Team rollout checklist

Before pilot

  • Threat model approved.

  • Server source and version verified.

  • Dedicated test tenant or workspace.

  • Minimal tools and scopes.

  • Read-only default.

  • Secrets isolated.

  • Logging and rate limits enabled.

  • External actions require approval.

  • Revocation tested.

Before production

  • Security review completed.

  • Authentication and audience validation tested.

  • No token passthrough.

  • Tenant isolation tested.

  • Prompt-injection red team completed.

  • Incident response owner assigned.

  • Capability-change review process established.

  • Data retention documented.

  • Monitoring and alerts operational.

Recurring

  • Review active connections.

  • Remove unused tools and credentials.

  • Patch and re-pin versions.

  • Inspect anomalous calls.

  • Revalidate scopes.

  • Retest revocation.

  • Review protocol and OAuth updates.

  • Refresh threat model after workflow changes.

A Dokki workspace example

A team creates a connector scoped to one Dokki workspace.

  • The external client can access only that workspace.

  • Tools are filtered by the connection’s permissions.

  • Research agents receive read and draft capabilities.

  • Public sharing and deletion remain outside the default workflow.

  • Results land in shared documents or tables for review.

  • Revoking the connector removes the external access path.

The workspace scope reduces blast radius. It does not remove the need to secure the host, credentials, model, and connected external tools.

Frequently asked questions

Is MCP secure by default?

MCP provides protocol and authorization mechanisms, but system security depends on the host, client, server, credentials, scopes, connected services, model behavior, and operational controls.

Does OAuth make an MCP server safe?

No. OAuth can authenticate and authorize access, but it does not prevent excessive tools, prompt injection, unsafe downstream permissions, data leakage, or destructive actions without review.

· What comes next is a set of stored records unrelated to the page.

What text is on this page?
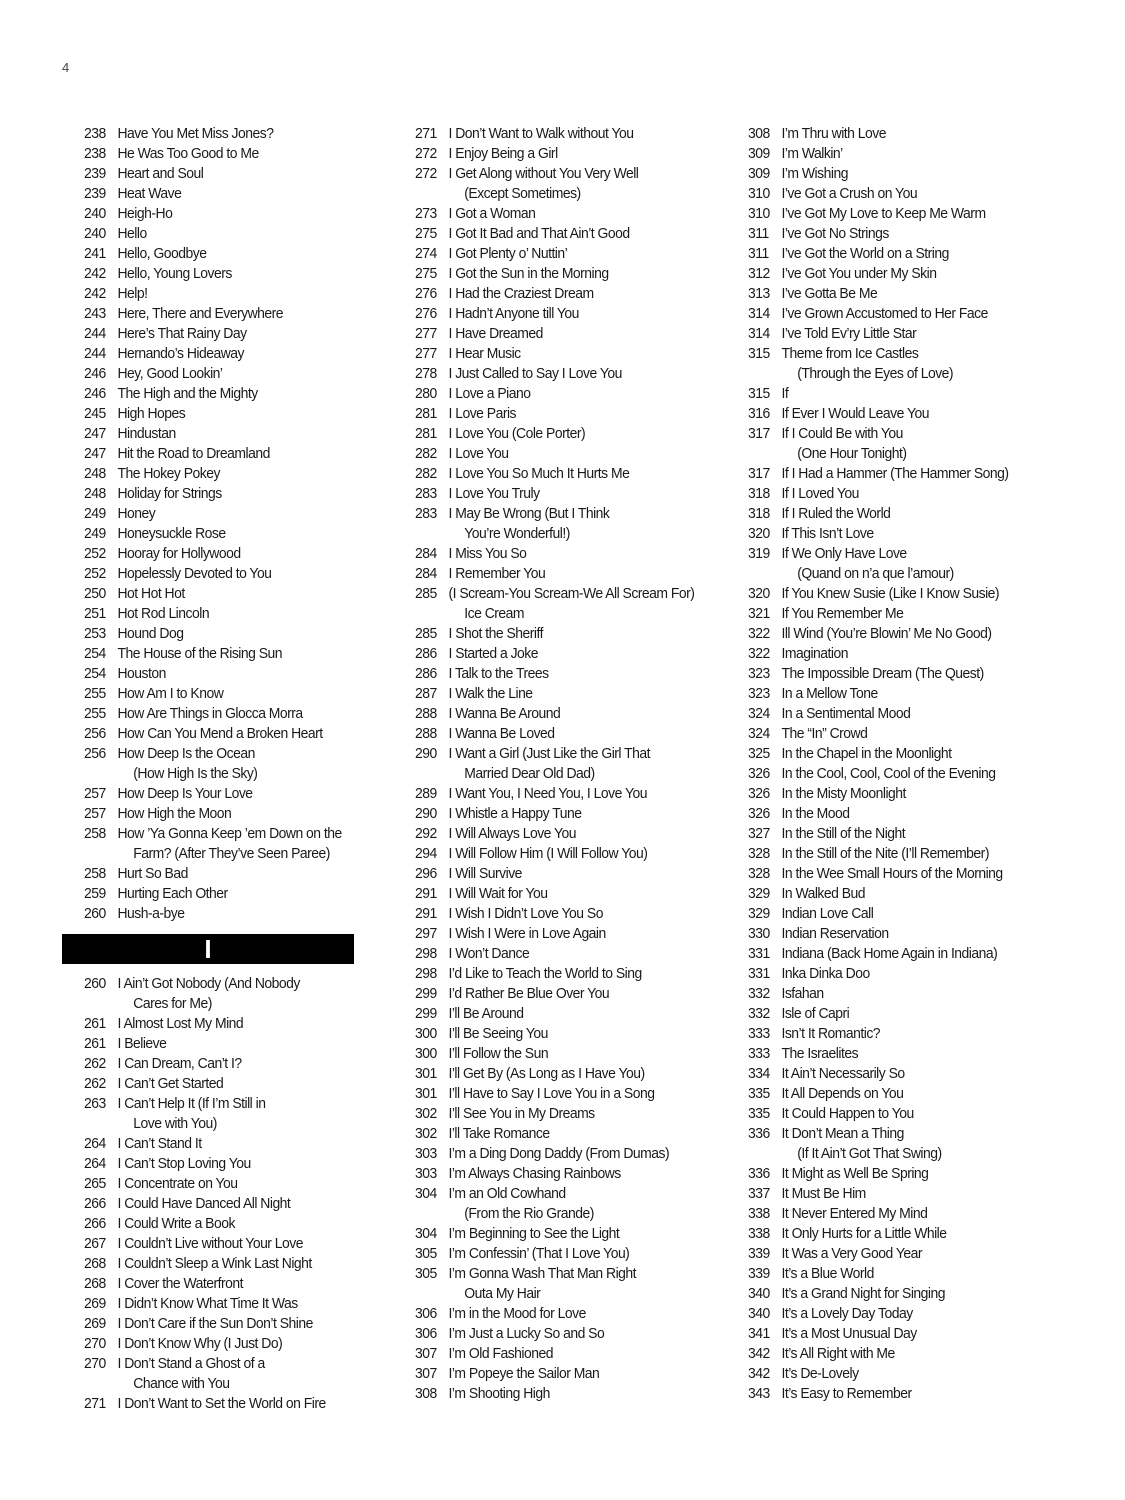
4
238 Have You Met Miss Jones?
238 He Was Too Good to Me
239 Heart and Soul
239 Heat Wave
240 Heigh-Ho
240 Hello
241 Hello, Goodbye
242 Hello, Young Lovers
242 Help!
243 Here, There and Everywhere
244 Here’s That Rainy Day
244 Hernando’s Hideaway
246 Hey, Good Lookin’
246 The High and the Mighty
245 High Hopes
247 Hindustan
247 Hit the Road to Dreamland
248 The Hokey Pokey
248 Holiday for Strings
249 Honey
249 Honeysuckle Rose
252 Hooray for Hollywood
252 Hopelessly Devoted to You
250 Hot Hot Hot
251 Hot Rod Lincoln
253 Hound Dog
254 The House of the Rising Sun
254 Houston
255 How Am I to Know
255 How Are Things in Glocca Morra
256 How Can You Mend a Broken Heart
256 How Deep Is the Ocean
(How High Is the Sky)
257 How Deep Is Your Love
257 How High the Moon
258 How ’Ya Gonna Keep ’em Down on the
Farm? (After They’ve Seen Paree)
258 Hurt So Bad
259 Hurting Each Other
260 Hush-a-bye
I
260 I Ain’t Got Nobody (And Nobody
Cares for Me)
261 I Almost Lost My Mind
261 I Believe
262 I Can Dream, Can’t I?
262 I Can’t Get Started
263 I Can’t Help It (If I’m Still in
Love with You)
264 I Can’t Stand It
264 I Can’t Stop Loving You
265 I Concentrate on You
266 I Could Have Danced All Night
266 I Could Write a Book
267 I Couldn’t Live without Your Love
268 I Couldn’t Sleep a Wink Last Night
268 I Cover the Waterfront
269 I Didn’t Know What Time It Was
269 I Don’t Care if the Sun Don’t Shine
270 I Don’t Know Why (I Just Do)
270 I Don’t Stand a Ghost of a
Chance with You
271 I Don’t Want to Set the World on Fire
271 I Don’t Want to Walk without You
272 I Enjoy Being a Girl
272 I Get Along without You Very Well
(Except Sometimes)
273 I Got a Woman
275 I Got It Bad and That Ain’t Good
274 I Got Plenty o’ Nuttin’
275 I Got the Sun in the Morning
276 I Had the Craziest Dream
276 I Hadn’t Anyone till You
277 I Have Dreamed
277 I Hear Music
278 I Just Called to Say I Love You
280 I Love a Piano
281 I Love Paris
281 I Love You (Cole Porter)
282 I Love You
282 I Love You So Much It Hurts Me
283 I Love You Truly
283 I May Be Wrong (But I Think
You’re Wonderful!)
284 I Miss You So
284 I Remember You
285 (I Scream-You Scream-We All Scream For)
Ice Cream
285 I Shot the Sheriff
286 I Started a Joke
286 I Talk to the Trees
287 I Walk the Line
288 I Wanna Be Around
288 I Wanna Be Loved
290 I Want a Girl (Just Like the Girl That
Married Dear Old Dad)
289 I Want You, I Need You, I Love You
290 I Whistle a Happy Tune
292 I Will Always Love You
294 I Will Follow Him (I Will Follow You)
296 I Will Survive
291 I Will Wait for You
291 I Wish I Didn’t Love You So
297 I Wish I Were in Love Again
298 I Won’t Dance
298 I’d Like to Teach the World to Sing
299 I’d Rather Be Blue Over You
299 I’ll Be Around
300 I’ll Be Seeing You
300 I’ll Follow the Sun
301 I’ll Get By (As Long as I Have You)
301 I’ll Have to Say I Love You in a Song
302 I’ll See You in My Dreams
302 I’ll Take Romance
303 I’m a Ding Dong Daddy (From Dumas)
303 I’m Always Chasing Rainbows
304 I’m an Old Cowhand
(From the Rio Grande)
304 I’m Beginning to See the Light
305 I’m Confessin’ (That I Love You)
305 I’m Gonna Wash That Man Right
Outa My Hair
306 I’m in the Mood for Love
306 I’m Just a Lucky So and So
307 I’m Old Fashioned
307 I’m Popeye the Sailor Man
308 I’m Shooting High
308 I’m Thru with Love
309 I’m Walkin’
309 I’m Wishing
310 I’ve Got a Crush on You
310 I’ve Got My Love to Keep Me Warm
311 I’ve Got No Strings
311 I’ve Got the World on a String
312 I’ve Got You under My Skin
313 I’ve Gotta Be Me
314 I’ve Grown Accustomed to Her Face
314 I’ve Told Ev’ry Little Star
315 Theme from Ice Castles
(Through the Eyes of Love)
315 If
316 If Ever I Would Leave You
317 If I Could Be with You
(One Hour Tonight)
317 If I Had a Hammer (The Hammer Song)
318 If I Loved You
318 If I Ruled the World
320 If This Isn’t Love
319 If We Only Have Love
(Quand on n’a que l’amour)
320 If You Knew Susie (Like I Know Susie)
321 If You Remember Me
322 Ill Wind (You’re Blowin’ Me No Good)
322 Imagination
323 The Impossible Dream (The Quest)
323 In a Mellow Tone
324 In a Sentimental Mood
324 The “In” Crowd
325 In the Chapel in the Moonlight
326 In the Cool, Cool, Cool of the Evening
326 In the Misty Moonlight
326 In the Mood
327 In the Still of the Night
328 In the Still of the Nite (I’ll Remember)
328 In the Wee Small Hours of the Morning
329 In Walked Bud
329 Indian Love Call
330 Indian Reservation
331 Indiana (Back Home Again in Indiana)
331 Inka Dinka Doo
332 Isfahan
332 Isle of Capri
333 Isn’t It Romantic?
333 The Israelites
334 It Ain’t Necessarily So
335 It All Depends on You
335 It Could Happen to You
336 It Don’t Mean a Thing
(If It Ain’t Got That Swing)
336 It Might as Well Be Spring
337 It Must Be Him
338 It Never Entered My Mind
338 It Only Hurts for a Little While
339 It Was a Very Good Year
339 It’s a Blue World
340 It’s a Grand Night for Singing
340 It’s a Lovely Day Today
341 It’s a Most Unusual Day
342 It’s All Right with Me
342 It’s De-Lovely
343 It’s Easy to Remember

What is token passthrough?

It is forwarding a client-provided access token unchanged to a downstream API. MCP authorization guidance forbids this. The server should validate tokens intended for itself and obtain separate credentials for upstream services.

How do I prevent prompt injection from using MCP tools?

Treat retrieved content as untrusted, minimize available tools, enforce authorization outside the model, separate reading from acting, constrain destinations, and require independent approval for high-impact actions.

Should MCP servers have delete tools?

Only when deletion is required, permissioned, auditable, confirmable, recoverable where possible, and separated from agents that process untrusted content.

Are local MCP servers safer than remote servers?

They avoid some remote-network risks but execute code on the local machine and may access files, processes, and credentials. Safety depends on trust, isolation, permissions, and configuration.

How often should connections be reviewed?

Review after any capability, scope, owner, server-version, or workflow change, plus a recurring schedule based on risk. High-impact production connections warrant continuous monitoring and frequent access review.